When you specify offline_access you’re signalling to Auth0 that you want to receive an Auth0 refresh token as part of the response. For all intended purposes your application authenticates with Auth0 and as such receives tokens valid for Auth0. Since the underlying authentication type you’re using is Google the way Auth0 authenticates the user is by delegating that process to Google which also implies that Google has to issue some tokens.

In summary you have:

• Your client authentication authenticates the user against Auth0 service;
• Auth0 service (since you selected to use Google) authenticates the user against Google;
• Google issues tokens (Google valid tokens) to Auth0 service;
• Auth0 services issues tokens (Auth0 valid tokens) to your client application.

In addition, given you know your users went through Google, Auth0 allows you to also obtain the Google tokens that were issued. The process to get those tokens is a special-purpose one (for reference information see Identity Provider Access Tokens).

When you perform the authorization code grant in your application you exchange the code for tokens, but the tokens you receive are valid within Auth0. However, you’re putting the Auth0 refresh token in app_metadata and then later you read it as if that was the Google (underlying IdP refresh token).

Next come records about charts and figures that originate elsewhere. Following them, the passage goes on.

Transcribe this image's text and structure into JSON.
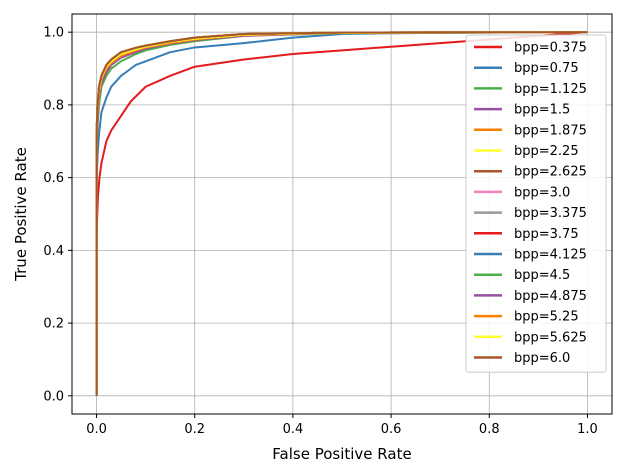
{
  "chart_data": {
    "type": "line",
    "xlabel": "False Positive Rate",
    "ylabel": "True Positive Rate",
    "xlim": [
      -0.05,
      1.05
    ],
    "ylim": [
      -0.05,
      1.05
    ],
    "xticks": [
      "0.0",
      "0.2",
      "0.4",
      "0.6",
      "0.8",
      "1.0"
    ],
    "yticks": [
      "0.0",
      "0.2",
      "0.4",
      "0.6",
      "0.8",
      "1.0"
    ],
    "grid": true,
    "legend_position": "right",
    "series": [
      {
        "name": "bpp=0.375",
        "color": "#e41a1c",
        "x": [
          0,
          0,
          0.003,
          0.006,
          0.01,
          0.02,
          0.03,
          0.05,
          0.07,
          0.1,
          0.15,
          0.2,
          0.3,
          0.4,
          0.5,
          0.6,
          0.7,
          0.8,
          0.9,
          1.0
        ],
        "y": [
          0,
          0.45,
          0.55,
          0.6,
          0.64,
          0.7,
          0.73,
          0.77,
          0.81,
          0.85,
          0.88,
          0.905,
          0.925,
          0.94,
          0.95,
          0.96,
          0.97,
          0.98,
          0.99,
          1.0
        ]
      },
      {
        "name": "bpp=0.75",
        "color": "#377eb8",
        "x": [
          0,
          0,
          0.002,
          0.005,
          0.01,
          0.02,
          0.03,
          0.05,
          0.08,
          0.1,
          0.15,
          0.2,
          0.3,
          0.4,
          0.5,
          0.6,
          0.8,
          1.0
        ],
        "y": [
          0,
          0.58,
          0.66,
          0.72,
          0.78,
          0.82,
          0.85,
          0.88,
          0.91,
          0.92,
          0.945,
          0.958,
          0.97,
          0.985,
          0.995,
          0.997,
          0.999,
          1.0
        ]
      },
      {
        "name": "bpp=1.125",
        "color": "#4daf4a",
        "x": [
          0,
          0,
          0.002,
          0.005,
          0.01,
          0.02,
          0.03,
          0.05,
          0.08,
          0.1,
          0.15,
          0.2,
          0.3,
          0.5,
          1.0
        ],
        "y": [
          0,
          0.66,
          0.74,
          0.8,
          0.85,
          0.88,
          0.9,
          0.92,
          0.94,
          0.95,
          0.965,
          0.975,
          0.99,
          0.997,
          1.0
        ]
      },
      {
        "name": "bpp=1.5",
        "color": "#984ea3",
        "x": [
          0,
          0,
          0.002,
          0.005,
          0.01,
          0.02,
          0.03,
          0.05,
          0.08,
          0.1,
          0.15,
          0.2,
          0.3,
          0.5,
          1.0
        ],
        "y": [
          0,
          0.68,
          0.76,
          0.82,
          0.86,
          0.89,
          0.91,
          0.93,
          0.945,
          0.955,
          0.968,
          0.978,
          0.99,
          0.998,
          1.0
        ]
      },
      {
        "name": "bpp=1.875",
        "color": "#ff7f00",
        "x": [
          0,
          0,
          0.002,
          0.005,
          0.01,
          0.02,
          0.03,
          0.05,
          0.08,
          0.1,
          0.15,
          0.2,
          0.3,
          0.5,
          1.0
        ],
        "y": [
          0,
          0.7,
          0.78,
          0.83,
          0.87,
          0.9,
          0.915,
          0.935,
          0.95,
          0.958,
          0.97,
          0.98,
          0.992,
          0.998,
          1.0
        ]
      },
      {
        "name": "bpp=2.25",
        "color": "#ffff33",
        "x": [
          0,
          0,
          0.002,
          0.005,
          0.01,
          0.02,
          0.03,
          0.05,
          0.08,
          0.1,
          0.15,
          0.2,
          0.3,
          0.5,
          1.0
        ],
        "y": [
          0,
          0.71,
          0.79,
          0.84,
          0.875,
          0.905,
          0.92,
          0.94,
          0.953,
          0.96,
          0.973,
          0.982,
          0.993,
          0.998,
          1.0
        ]
      },
      {
        "name": "bpp=2.625",
        "color": "#a65628",
        "x": [
          0,
          0,
          0.002,
          0.005,
          0.01,
          0.02,
          0.03,
          0.05,
          0.08,
          0.1,
          0.15,
          0.2,
          0.3,
          0.5,
          1.0
        ],
        "y": [
          0,
          0.72,
          0.8,
          0.85,
          0.88,
          0.91,
          0.925,
          0.945,
          0.957,
          0.963,
          0.975,
          0.985,
          0.995,
          0.999,
          1.0
        ]
      },
      {
        "name": "bpp=3.0",
        "color": "#f781bf",
        "x": [
          0,
          0,
          0.002,
          0.005,
          0.01,
          0.02,
          0.03,
          0.05,
          0.08,
          0.1,
          0.15,
          0.2,
          0.3,
          0.5,
          1.0
        ],
        "y": [
          0,
          0.72,
          0.8,
          0.85,
          0.88,
          0.91,
          0.925,
          0.945,
          0.957,
          0.963,
          0.975,
          0.985,
          0.995,
          0.999,
          1.0
        ]
      },
      {
        "name": "bpp=3.375",
        "color": "#999999",
        "x": [
          0,
          0,
          0.002,
          0.005,
          0.01,
          0.02,
          0.03,
          0.05,
          0.08,
          0.1,
          0.15,
          0.2,
          0.3,
          0.5,
          1.0
        ],
        "y": [
          0,
          0.72,
          0.8,
          0.85,
          0.88,
          0.91,
          0.925,
          0.945,
          0.957,
          0.963,
          0.975,
          0.985,
          0.995,
          0.999,
          1.0
        ]
      },
      {
        "name": "bpp=3.75",
        "color": "#e41a1c",
        "x": [
          0,
          0,
          0.002,
          0.005,
          0.01,
          0.02,
          0.03,
          0.05,
          0.08,
          0.1,
          0.15,
          0.2,
          0.3,
          0.5,
          1.0
        ],
        "y": [
          0,
          0.72,
          0.8,
          0.85,
          0.88,
          0.91,
          0.925,
          0.945,
          0.957,
          0.963,
          0.975,
          0.985,
          0.995,
          0.999,
          1.0
        ]
      },
      {
        "name": "bpp=4.125",
        "color": "#377eb8",
        "x": [
          0,
          0,
          0.002,
          0.005,
          0.01,
          0.02,
          0.03,
          0.05,
          0.08,
          0.1,
          0.15,
          0.2,
          0.3,
          0.5,
          1.0
        ],
        "y": [
          0,
          0.72,
          0.8,
          0.85,
          0.88,
          0.91,
          0.925,
          0.945,
          0.957,
          0.963,
          0.975,
          0.985,
          0.995,
          0.999,
          1.0
        ]
      },
      {
        "name": "bpp=4.5",
        "color": "#4daf4a",
        "x": [
          0,
          0,
          0.002,
          0.005,
          0.01,
          0.02,
          0.03,
          0.05,
          0.08,
          0.1,
          0.15,
          0.2,
          0.3,
          0.5,
          1.0
        ],
        "y": [
          0,
          0.72,
          0.8,
          0.85,
          0.88,
          0.91,
          0.925,
          0.945,
          0.957,
          0.963,
          0.975,
          0.985,
          0.995,
          0.999,
          1.0
        ]
      },
      {
        "name": "bpp=4.875",
        "color": "#984ea3",
        "x": [
          0,
          0,
          0.002,
          0.005,
          0.01,
          0.02,
          0.03,
          0.05,
          0.08,
          0.1,
          0.15,
          0.2,
          0.3,
          0.5,
          1.0
        ],
        "y": [
          0,
          0.72,
          0.8,
          0.85,
          0.88,
          0.91,
          0.925,
          0.945,
          0.957,
          0.963,
          0.975,
          0.985,
          0.995,
          0.999,
          1.0
        ]
      },
      {
        "name": "bpp=5.25",
        "color": "#ff7f00",
        "x": [
          0,
          0,
          0.002,
          0.005,
          0.01,
          0.02,
          0.03,
          0.05,
          0.08,
          0.1,
          0.15,
          0.2,
          0.3,
          0.5,
          1.0
        ],
        "y": [
          0,
          0.72,
          0.8,
          0.85,
          0.88,
          0.91,
          0.925,
          0.945,
          0.957,
          0.963,
          0.975,
          0.985,
          0.995,
          0.999,
          1.0
        ]
      },
      {
        "name": "bpp=5.625",
        "color": "#ffff33",
        "x": [
          0,
          0,
          0.002,
          0.005,
          0.01,
          0.02,
          0.03,
          0.05,
          0.08,
          0.1,
          0.15,
          0.2,
          0.3,
          0.5,
          1.0
        ],
        "y": [
          0,
          0.72,
          0.8,
          0.85,
          0.88,
          0.91,
          0.925,
          0.945,
          0.957,
          0.963,
          0.975,
          0.985,
          0.995,
          0.999,
          1.0
        ]
      },
      {
        "name": "bpp=6.0",
        "color": "#a65628",
        "x": [
          0,
          0,
          0.002,
          0.005,
          0.01,
          0.02,
          0.03,
          0.05,
          0.08,
          0.1,
          0.15,
          0.2,
          0.3,
          0.5,
          1.0
        ],
        "y": [
          0,
          0.72,
          0.8,
          0.85,
          0.88,
          0.91,
          0.925,
          0.945,
          0.957,
          0.963,
          0.975,
          0.985,
          0.995,
          0.999,
          1.0
        ]
      }
    ]
  }
}
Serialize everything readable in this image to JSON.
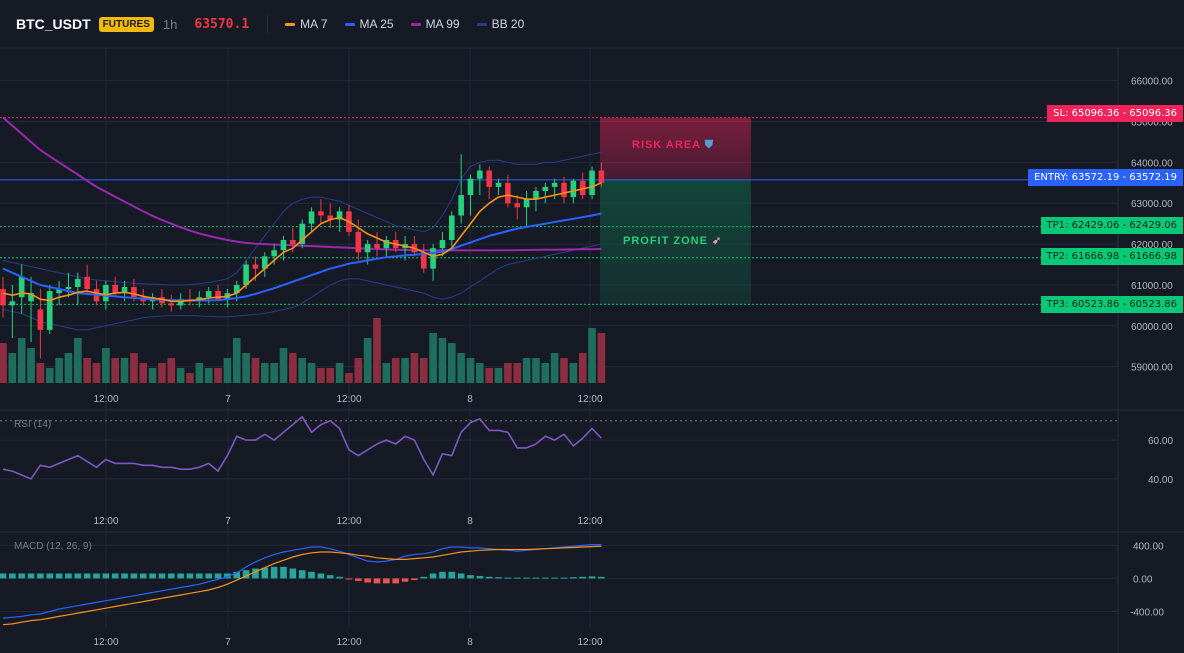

You need to stop storing refresh tokens (Auth0, Google or any other IdP) in app_metadata and instead get the Google refresh token as documented in the link above. More specifically, through a call to the Management API. You should then be able to read the Google refresh token with something similar to response'identities'][0]'refresh_token'] from the response to the Management API request.

Hi @jmangelo
thanks for the detailed and clear explaination, but it seems to me that a piece is still missing here and I can’t figure out how it is supposed to work the next flow…
After Auth0 stored the IDP access_token + refresh_token, I’ll use the Management API to retrieve them, so I’ll be able to call the Google’s /refresh endpoint using the refresh_token and will obtain a new access_token + new refresh_token.
But, at this point, I’ll be forced to store the new tokens on my own database?
Or is there a way to update the old tokens values contained in Auth0 identities[0] with the new values I got from Google?